18 Mayıs 2015 Pazartesi

Julian Barnes: Yeniden ve Daima

Julian Barnes'ın yeni yayımlanan tüm kitaplarından sonra aynı şey oluyor: Hemen, hiç vakit geçirmeden alıp okuma isteği duyuyorum. Ne yazdığı önemli değil; roman da olabilir, deneme de, hikaye de, yeter ki yazsın.
O benim için çağdaş edebiyatın en güçlü kalemlerinden biri. Kelimeleri çok özenle seçiyor, çok güzel bir araya getiriyor, çok güzel anlatıyor... Hiçbir şey fazla değil gibi onun yazılarında, her şey olması gerektiği kadar. Böylece, hikayenin duygusu da farketmeden içinize işleyiveriyor.  Denemelerinin tadı ise bambaşka, samimi, komik, ufuk açıcı... Sanki karşınızda saatlerce konuşsa, ne anlatırsa anlatsın hep dinleyebileceğiniz biri gibi.  

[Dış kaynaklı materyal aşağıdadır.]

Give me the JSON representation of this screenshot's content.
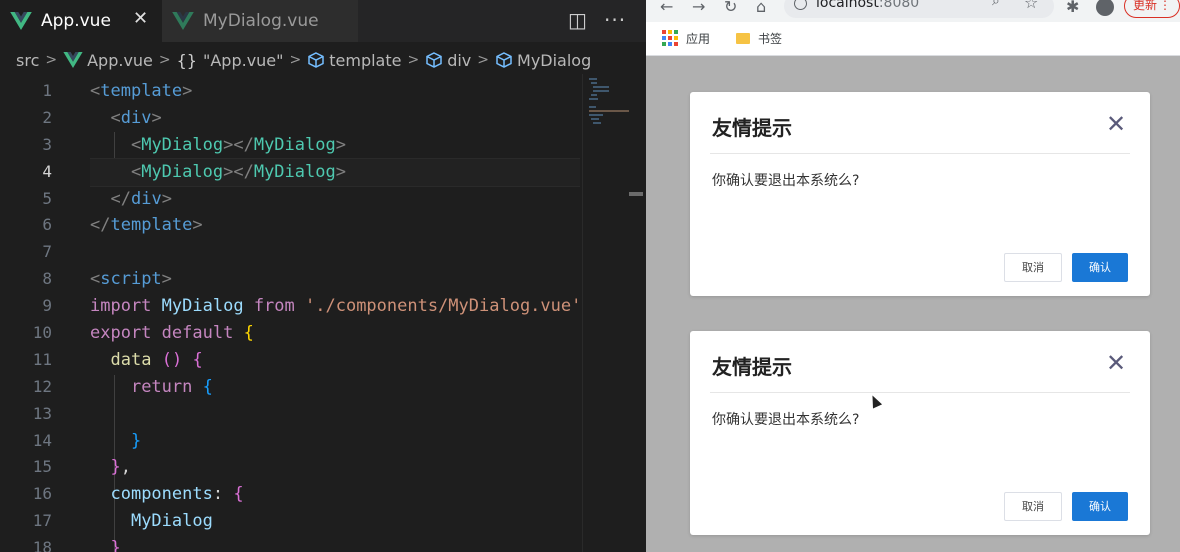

 Man Booker Ödülü aldığı son romanı "Sense of An Ending" (Bir Son Duygusu, Ayrıntı Y. Çev: Serdar Rifat Kırkoğlu) ve son denemeleri "Levels of Life"ın ( Hayat Düzeyleri, Ayrıntı Y. Çev: Serdar Rifat Kırkoğlu) ardından arayı açmadan bu kez yine bir deneme kitabıyla karşımızda Barnes:  "Keeping An Eye Open."
Daha önce pek çok kitabında ünlü ressamların tablolarına değinmiş olsa da Barnes ilk kez resim sanatı üzerine böylesine kapsamlı bir çalışma sunuyor bize ve kendi deyimiyle "50 yıldır resme bakan bir meraklının biriktirdiklerini" paylaşıyor.

Gustave Moreau Müzesi - Paris
BBC'deki röportajında çocukluğunda görsel sanatlara özel bir ilgisi olmadığını, ara sıra zorla ailesiyle resim galerilerine gittiğini anlatan Barnes'ın hayatı Paris'te öğrencilik yıllarında tesadüfen uğradığı Fransız sembolist ressam Gustave Moreau'nun müzesinde değişmiş. Orada başına geleni öyle samimi anlatıyor ki siz de sanki onun yaşadığı "aydınlanmayı" hissediyorsunuz. "Daha önce hiç Moreau resmi görmemiştim ve onun hakkında hiçbir şey bilmiyordum" diyor Barnes, "Resimlerinden ne anlam çıkarmam gerektiğinden de emin değildim. Belki de bu gizem çekti beni, ya da Moreau'ya hayran oldum çünkü kimse olmamı söylememişti. Ama ilk kez bilinçli olarak resimlere bakmaya başlamam kesinlikle burada oldu."
Gustave Moreau - Şair
Kitap, genç bir insanın sadece ve sessizce resimlere bakarak büyümesinin hikayesi gibi: "Braque'ın dediği gibi, ideal durum bir resmin önünde hiçbir şey söylemeden durmamızdır" diyor Barnes. "Oysa biz bunu gerçekleştirmekten çok uzağız. Olayları anlatmayı seven, düşünceleri olan, tartışan  uslanmaz birer sözel yaratığız." Bir resmin önünde yarım saat, bir saat sessizce oturabildiğini anlatan Barnes, resimlerle ilgili hiçbir yazıyı da okumuyormuş, sadece kendisine hissettirdiklerini düşünüyormuş... 
Kitapta resim sanatında ismini duyduğunuz herkes ve daha fazlası var: Barnes bazen etkilendiği bir resmi anlatırken edebiyata uzanıyor, bazen ressam - doğa ilişkisini irdeliyor, iç mekan ve dış mekan ressamlarını tatlı tatlı anlatıyor, bazen de isimsiz tablolar üzerine, benim şimdiye kadar hiç aklıma bile gelmeyen yorumlarda bulunuyor. Okudukça siz de Cezanne'ın elmalarının sadece elma olmadığını, Virgina Woolf'un dediği gibi "baktıkça ağırlaştığını" ya da Manet'nin barında keşfedecek ne çok şey gizlendiğini anlayıveriyorsunuz.
Paul Cezanne - Natürmort, Yedi Elma
Edouard Manet - Folies-Bergere'de Bir Bar














Aceleye getirilmeden, sindire sindire okunacak bir kitap bu. İnşallah diğer kitapları gibi en kısa sürede Türkçe'ye de çevrilir.